I would either work to make the changes or find a new job. It's not safe for you to routinely give meds that someone else has pulled without knowing what they are.

suzanne4, RN

26,410 Posts

Hospitals and long term care facilities have many meds that need to get passed in a short amount of time as well. You are signing your name that you administered the medication, if you do not know what it is that you are giving, how do you know that it was correct?

Never, ever administer medications that you have not opened on your own, you are the one that is legally responsible for it.

Administering of medications has the same rules no matter where they are given, rules do not change.


109 Posts

Specializes in rehab-med/surg-ICU-ER-cath lab.

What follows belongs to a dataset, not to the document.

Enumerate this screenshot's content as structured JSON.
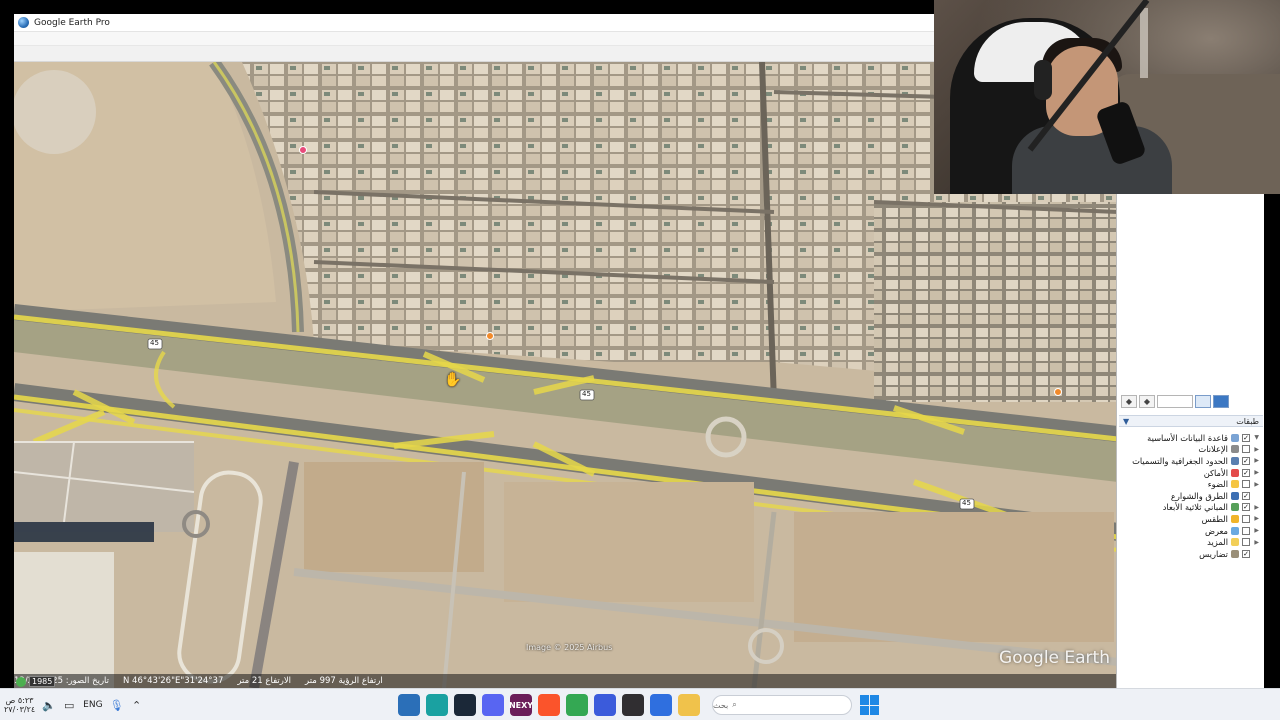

Speaking of this topic our sedation IV medications are drawn up marked with pre-printed labels. The used vial is then left next to the syringe. If someone breaks you from a case, say for lunch, and the MD wants a further IV dose of medication then the next nurse is expected to use the already drawn up medication. Thoughts?


1,051 Posts

:eek: Not a nurse yet, but absolutely NOT!!!


46 Posts

Specializes in Med Surg, Geri.

I would never give meds or admin. inj. I did not pull up. The only exception would be the ER.


43 Posts

Well, since you asked--

Just say NO.

And then, call your state BON.


55 Posts

OMG that's the first thing they teach us in the nursing program. I would definately either try to make changes in your workplace or get a new job. This is too dangerous.